Sample Analytical Reasoning Question
A cruise line is scheduling seven week-long voyages for the ship Azad. Each voyage will occur in exactly one of the first seven weeks of the season: weeks 1 through 7. Each voyage will be to exactly one of four destinations: Guadeloupe, Jamaica, Martinique, or Trinidad. Each destination will be scheduled for at least one of the weeks. The following conditions apply to Azad’s schedule:
Jamaica will not be its destination in week 4.
Trinidad will be its destination in week 7.
Azad will make exactly two voyages to Martinique,
and at least one voyage to Guadeloupe will occur in some week between those two voyages.
Guadeloupe will be its destination in the week preceding any voyage it makes to Jamaica.
No destination will be scheduled for consecutive weeks.
Which one of the following is an acceptable schedule of destinations for Azad, in order from week 1 through week 7?
(A) Guadeloupe, Jamaica, Martinique, Trinidad, Guadeloupe, Martinique, Trinidad
(B) Guadeloupe, Martinique, Trinidad, Martinique, Guadeloupe, Jamaica, Trinidad
(C) Jamaica, Martinique, Guadeloupe, Martinique, Guadeloupe, Jamaica, Trinidad
(D) Martinique, Trinidad, Guadeloupe, Jamaica, Martinique, Guadeloupe, Trinidad
Which one of the following CANNOT be true about Azad’s schedule of voyages?
(A) Azad makes a voyage to Trinidad in week 6.
(B) Azad makes a voyage to Martinique in week 5.
(C) Azad makes a voyage to Jamaica in week 6.
(D) Azad makes a voyage to Jamaica in week 3.
If Azad makes a voyage to Trinidad in week 5, which one of the following could be true?
(A) Azad makes a voyage to Trinidad in week 1.
(B) Azad makes a voyage to Martinique in week 2.
(C) Azad makes a voyage to Guadeloupe in week 3.
(D) Azad makes a voyage to Martinique in week 4.
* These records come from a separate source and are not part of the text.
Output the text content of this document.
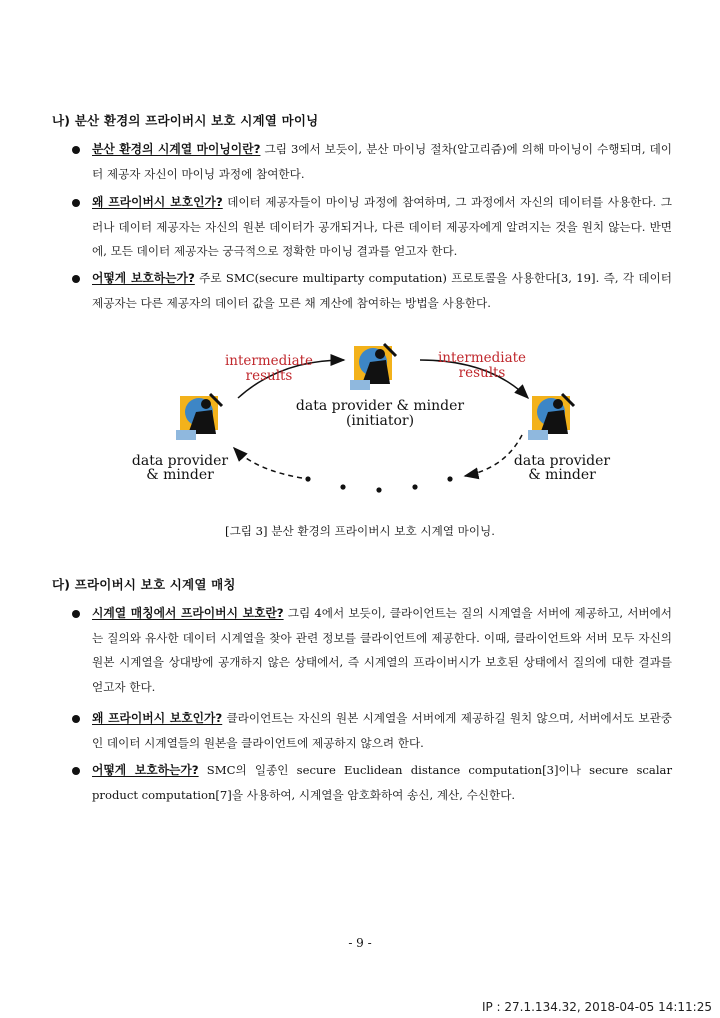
나) 분산 환경의 프라이버시 보호 시계열 마이닝
분산 환경의 시계열 마이닝이란? 그림 3에서 보듯이, 분산 마이닝 절차(알고리즘)에 의해 마이닝이 수행되며, 데이터 제공자 자신이 마이닝 과정에 참여한다.
왜 프라이버시 보호인가? 데이터 제공자들이 마이닝 과정에 참여하며, 그 과정에서 자신의 데이터를 사용한다. 그러나 데이터 제공자는 자신의 원본 데이터가 공개되거나, 다른 데이터 제공자에게 알려지는 것을 원치 않는다. 반면에, 모든 데이터 제공자는 궁극적으로 정확한 마이닝 결과를 얻고자 한다.
어떻게 보호하는가? 주로 SMC(secure multiparty computation) 프로토콜을 사용한다[3, 19]. 즉, 각 데이터 제공자는 다른 제공자의 데이터 값을 모른 채 계산에 참여하는 방법을 사용한다.
intermediate
results
intermediate
results
data provider & minder
(initiator)
data provider
& minder
data provider
& minder
[그림 3] 분산 환경의 프라이버시 보호 시계열 마이닝.
다) 프라이버시 보호 시계열 매칭
시계열 매칭에서 프라이버시 보호란? 그림 4에서 보듯이, 클라이언트는 질의 시계열을 서버에 제공하고, 서버에서는 질의와 유사한 데이터 시계열을 찾아 관련 정보를 클라이언트에 제공한다. 이때, 클라이언트와 서버 모두 자신의 원본 시계열을 상대방에 공개하지 않은 상태에서, 즉 시계열의 프라이버시가 보호된 상태에서 질의에 대한 결과를 얻고자 한다.
왜 프라이버시 보호인가? 클라이언트는 자신의 원본 시계열을 서버에게 제공하길 원치 않으며, 서버에서도 보관중인 데이터 시계열들의 원본을 클라이언트에 제공하지 않으려 한다.
어떻게 보호하는가? SMC의 일종인 secure Euclidean distance computation[3]이나 secure scalar product computation[7]을 사용하여, 시계열을 암호화하여 송신, 계산, 수신한다.
- 9 -
IP : 27.1.134.32, 2018-04-05 14:11:25
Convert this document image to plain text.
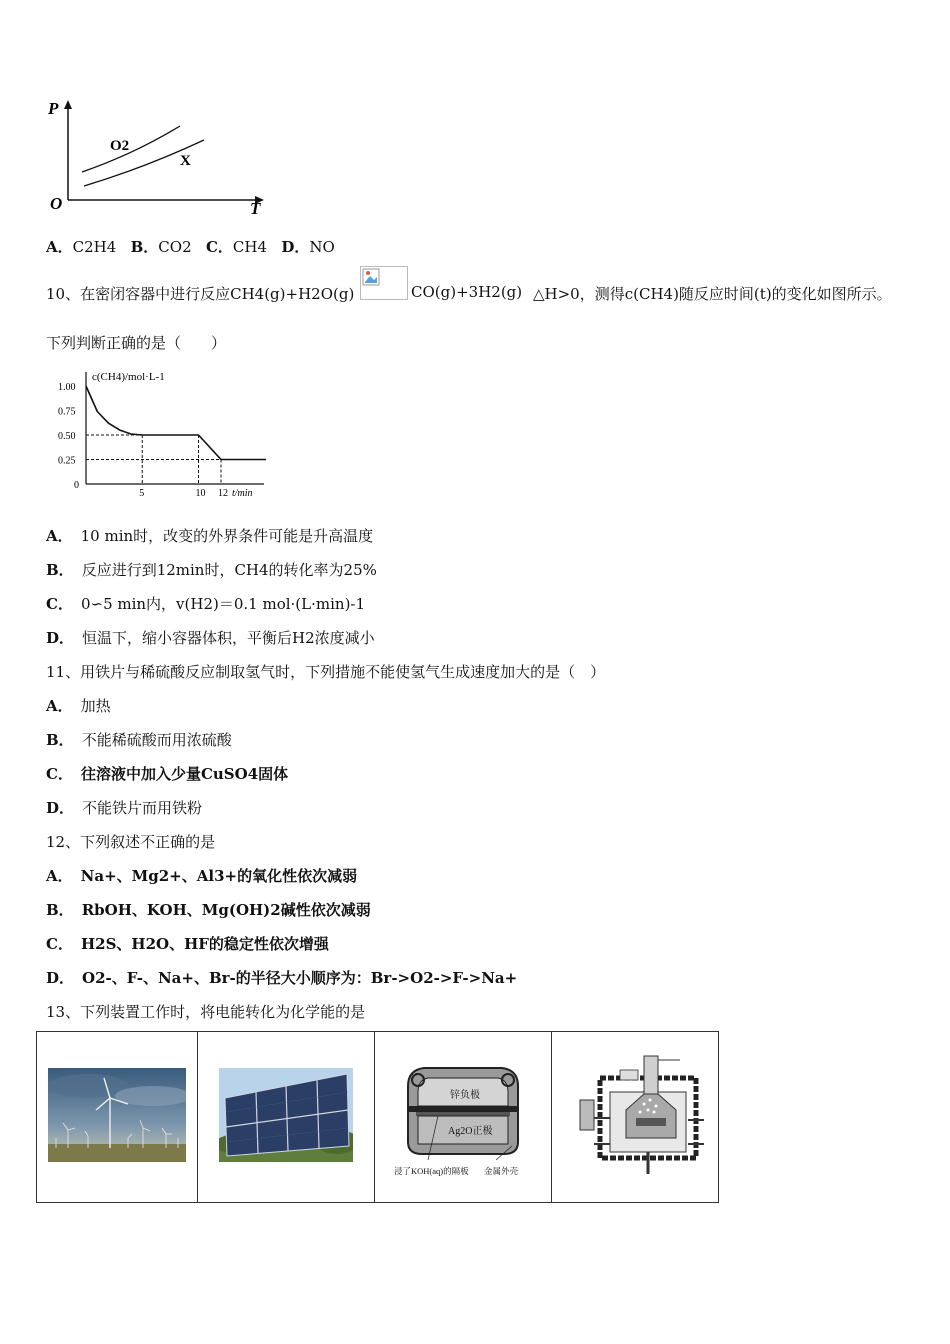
P
T
O
O2
X
A．C2H4 B．CO2 C．CH4 D．NO
10、在密闭容器中进行反应CH4(g)+H2O(g)	CO(g)+3H2(g) △H>0，测得c(CH4)随反应时间(t)的变化如图所示。
下列判断正确的是（　　）
1.00
0.75
0.50
0.25
0
5	10 12
c(CH4)/mol·L-1
t/min
A． 10 min时，改变的外界条件可能是升高温度
B． 反应进行到12min时，CH4的转化率为25%
C． 0∽5 min内，v(H2)＝0.1 mol·(L·min)-1
D． 恒温下，缩小容器体积，平衡后H2浓度减小
11、用铁片与稀硫酸反应制取氢气时，下列措施不能使氢气生成速度加大的是（　）
A． 加热
B． 不能稀硫酸而用浓硫酸
C． 往溶液中加入少量CuSO4固体
D． 不能铁片而用铁粉
12、下列叙述不正确的是
A． Na+、Mg2+、Al3+的氧化性依次减弱
B． RbOH、KOH、Mg(OH)2碱性依次减弱
C． H2S、H2O、HF的稳定性依次增强
D． O2-、F-、Na+、Br-的半径大小顺序为：Br->O2->F->Na+
13、下列装置工作时，将电能转化为化学能的是

锌负极
Ag2O正极
浸了KOH(aq)的隔板 金属外壳
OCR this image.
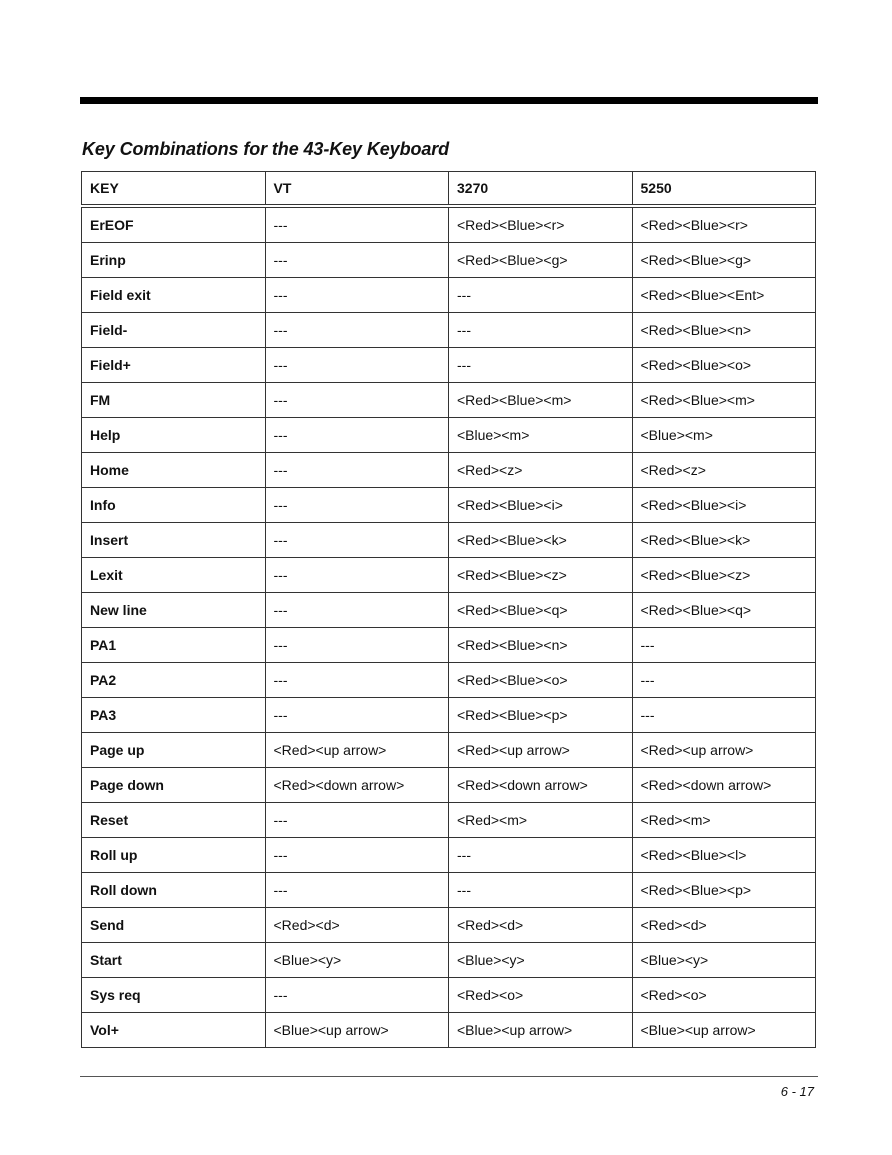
Key Combinations for the 43-Key Keyboard
KEY	VT	3270	5250
ErEOF	---	<Red><Blue><r>	<Red><Blue><r>
Erinp	---	<Red><Blue><g>	<Red><Blue><g>
Field exit	---	---	<Red><Blue><Ent>
Field-	---	---	<Red><Blue><n>
Field+	---	---	<Red><Blue><o>
FM	---	<Red><Blue><m>	<Red><Blue><m>
Help	---	<Blue><m>	<Blue><m>
Home	---	<Red><z>	<Red><z>
Info	---	<Red><Blue><i>	<Red><Blue><i>
Insert	---	<Red><Blue><k>	<Red><Blue><k>
Lexit	---	<Red><Blue><z>	<Red><Blue><z>
New line	---	<Red><Blue><q>	<Red><Blue><q>
PA1	---	<Red><Blue><n>	---
PA2	---	<Red><Blue><o>	---
PA3	---	<Red><Blue><p>	---
Page up	<Red><up arrow>	<Red><up arrow>	<Red><up arrow>
Page down	<Red><down arrow>	<Red><down arrow>	<Red><down arrow>
Reset	---	<Red><m>	<Red><m>
Roll up	---	---	<Red><Blue><l>
Roll down	---	---	<Red><Blue><p>
Send	<Red><d>	<Red><d>	<Red><d>
Start	<Blue><y>	<Blue><y>	<Blue><y>
Sys req	---	<Red><o>	<Red><o>
Vol+	<Blue><up arrow>	<Blue><up arrow>	<Blue><up arrow>
6 - 17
If Azad makes a voyage to Guadeloupe in week 1 and a voyage to Jamaica in week 5, which one of the following must be true?
(A) Azad makes a voyage to Jamaica in week 2.
(B) Azad makes a voyage to Martinique in week 6.
(C) Azad makes a voyage to Martinique in week 3.
(D) Azad makes a voyage to Guadeloupe in week 6.
If Azad makes a voyage to Guadeloupe in week 1 and to Trinidad in week 2, which one of the following must be true?
(A) Azad makes a voyage to Martinique in week 3.
(B) Azad makes a voyage to Martinique in week 4.
(C) Azad makes a voyage to Martinique in week 5.
(D) Azad makes a voyage to Guadeloupe in week 3.
If Azad makes a voyage to Martinique in week 3, which one of the following could be an accurate list of Azad’s destinations in week 4 and week 5, respectively?
(A) Guadeloupe, Trinidad
(B) Jamaica, Guadeloupe
(C) Martinique, Trinidad
(D) Trinidad, Jamaica
Which one of the following must be true about Azad’s schedule of voyages?
(A) Azad makes a voyage to Guadeloupe either in week 1 or else in week 2.
(B) Azad makes a voyage to Martinique either in week 2 or else in week 3.
(C) Azad makes at most two voyages to Guadeloupe.
(D) Azad makes at most two voyages to Jamaica.
The LSAT is one of the most reputed law entrance exams. A number of colleges use the LSAT India scores for admission to their law schools in India. To ace the exam is no mean feat. The points given here, you must keep in mind while facing the Analytical Reasoning section of LSAT India. Best of luck for your exam!